There is a movement in democratic states and change of power, which Yanis Varoukis argues is having an increasing demise in benefits for all recipients of democracies.

The following excerpts are taken from the TED video and for a fuller understanding of the recent TEDglobal event see more here.

We see democracy as part of the furniture, capitalism begets democracy, but it doesn’t! Democracy is receding in Europe.

Chinese leaders and others have said that democracy would be banned if it ever threatened to change anything. They are wrong if they think we can dispense with democracy.

Without it our future would be bleak, our societies nastier, and our great new technologies wasted.

There is a green peaks paradox… a mountain of debt and now a mountain of idle cash. This belongs to rich savers and corporations frightened to invest in the areas which would dispense with the mountains of debt.

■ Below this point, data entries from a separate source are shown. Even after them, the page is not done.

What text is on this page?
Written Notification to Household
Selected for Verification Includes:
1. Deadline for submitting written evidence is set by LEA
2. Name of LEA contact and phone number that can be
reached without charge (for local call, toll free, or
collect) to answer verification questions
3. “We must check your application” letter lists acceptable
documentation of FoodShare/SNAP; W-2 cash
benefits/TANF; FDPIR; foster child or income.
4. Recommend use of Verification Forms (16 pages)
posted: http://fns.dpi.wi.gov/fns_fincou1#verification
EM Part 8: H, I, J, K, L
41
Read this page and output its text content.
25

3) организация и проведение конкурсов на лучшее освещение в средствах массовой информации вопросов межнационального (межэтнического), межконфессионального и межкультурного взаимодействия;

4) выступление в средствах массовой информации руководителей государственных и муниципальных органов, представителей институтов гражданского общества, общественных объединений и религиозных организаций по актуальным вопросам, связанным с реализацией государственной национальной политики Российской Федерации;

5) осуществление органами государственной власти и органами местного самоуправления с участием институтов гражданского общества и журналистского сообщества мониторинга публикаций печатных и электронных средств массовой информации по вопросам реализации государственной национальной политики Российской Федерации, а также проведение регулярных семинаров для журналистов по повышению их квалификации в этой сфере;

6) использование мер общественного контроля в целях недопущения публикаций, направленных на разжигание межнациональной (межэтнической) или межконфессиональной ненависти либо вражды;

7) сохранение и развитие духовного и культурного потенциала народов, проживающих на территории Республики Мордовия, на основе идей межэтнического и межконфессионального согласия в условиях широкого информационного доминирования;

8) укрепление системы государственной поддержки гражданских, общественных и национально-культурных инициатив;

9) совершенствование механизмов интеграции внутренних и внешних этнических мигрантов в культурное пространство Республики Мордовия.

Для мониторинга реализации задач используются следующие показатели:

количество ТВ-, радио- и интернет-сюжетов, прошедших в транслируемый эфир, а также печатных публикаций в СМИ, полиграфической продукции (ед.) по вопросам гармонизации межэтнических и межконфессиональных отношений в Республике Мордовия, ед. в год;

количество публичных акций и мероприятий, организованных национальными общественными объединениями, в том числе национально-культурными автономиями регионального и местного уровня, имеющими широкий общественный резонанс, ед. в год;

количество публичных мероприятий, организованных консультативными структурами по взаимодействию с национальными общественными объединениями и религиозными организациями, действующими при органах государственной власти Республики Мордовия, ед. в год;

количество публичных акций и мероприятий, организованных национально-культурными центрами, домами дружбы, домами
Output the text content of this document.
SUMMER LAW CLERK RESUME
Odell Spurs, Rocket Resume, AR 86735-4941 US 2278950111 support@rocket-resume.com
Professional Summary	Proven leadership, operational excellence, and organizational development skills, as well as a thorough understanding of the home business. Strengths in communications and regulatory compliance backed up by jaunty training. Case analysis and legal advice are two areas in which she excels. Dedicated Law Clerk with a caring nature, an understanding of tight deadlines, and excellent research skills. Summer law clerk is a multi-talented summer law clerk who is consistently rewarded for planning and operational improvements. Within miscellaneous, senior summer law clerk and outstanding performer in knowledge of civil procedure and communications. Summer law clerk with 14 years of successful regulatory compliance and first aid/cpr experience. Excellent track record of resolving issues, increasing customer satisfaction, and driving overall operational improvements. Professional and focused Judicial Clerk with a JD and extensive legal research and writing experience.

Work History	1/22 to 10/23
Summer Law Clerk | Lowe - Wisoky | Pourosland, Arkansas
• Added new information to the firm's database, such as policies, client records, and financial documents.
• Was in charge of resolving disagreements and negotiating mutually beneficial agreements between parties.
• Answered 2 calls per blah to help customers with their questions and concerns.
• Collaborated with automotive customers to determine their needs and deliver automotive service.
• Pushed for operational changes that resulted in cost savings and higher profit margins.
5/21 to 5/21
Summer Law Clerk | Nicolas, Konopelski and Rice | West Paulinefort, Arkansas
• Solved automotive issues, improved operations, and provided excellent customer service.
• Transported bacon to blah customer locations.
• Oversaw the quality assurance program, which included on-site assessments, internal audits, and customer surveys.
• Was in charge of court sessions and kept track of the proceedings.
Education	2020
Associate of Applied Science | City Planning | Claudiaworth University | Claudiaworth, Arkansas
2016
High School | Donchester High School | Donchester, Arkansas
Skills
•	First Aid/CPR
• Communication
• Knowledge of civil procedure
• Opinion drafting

All those things that humanity desperately needs and societies would benefit from to enable enterprise and communities to thrive.

There is a low aggregate demand as so many people are out of work or on low paid jobs, which reinforces the worry for the investor to lend or reinvest the money.
Capitalism grows wastefulness, it encourages idle cash, it should be used to benefit and energise lives and develop human talents and engage with green technology.

Twin peaks which fail to cancel each other out…

“Democracy is when the free and the poor control government.” – Aristotle.
Our own liberal democracies have their roots in the Magna Carta.

There is a separation in the political and economic sphere and today the economic sphere is eating into the political sphere. One can be in government but not have the power, this has gone to the economic sphere which is consuming itself with the mountain of idle cash.’

This is definitely worth further discussion and if we continue to paper over the cracks we will never see the fault line until its rather too late!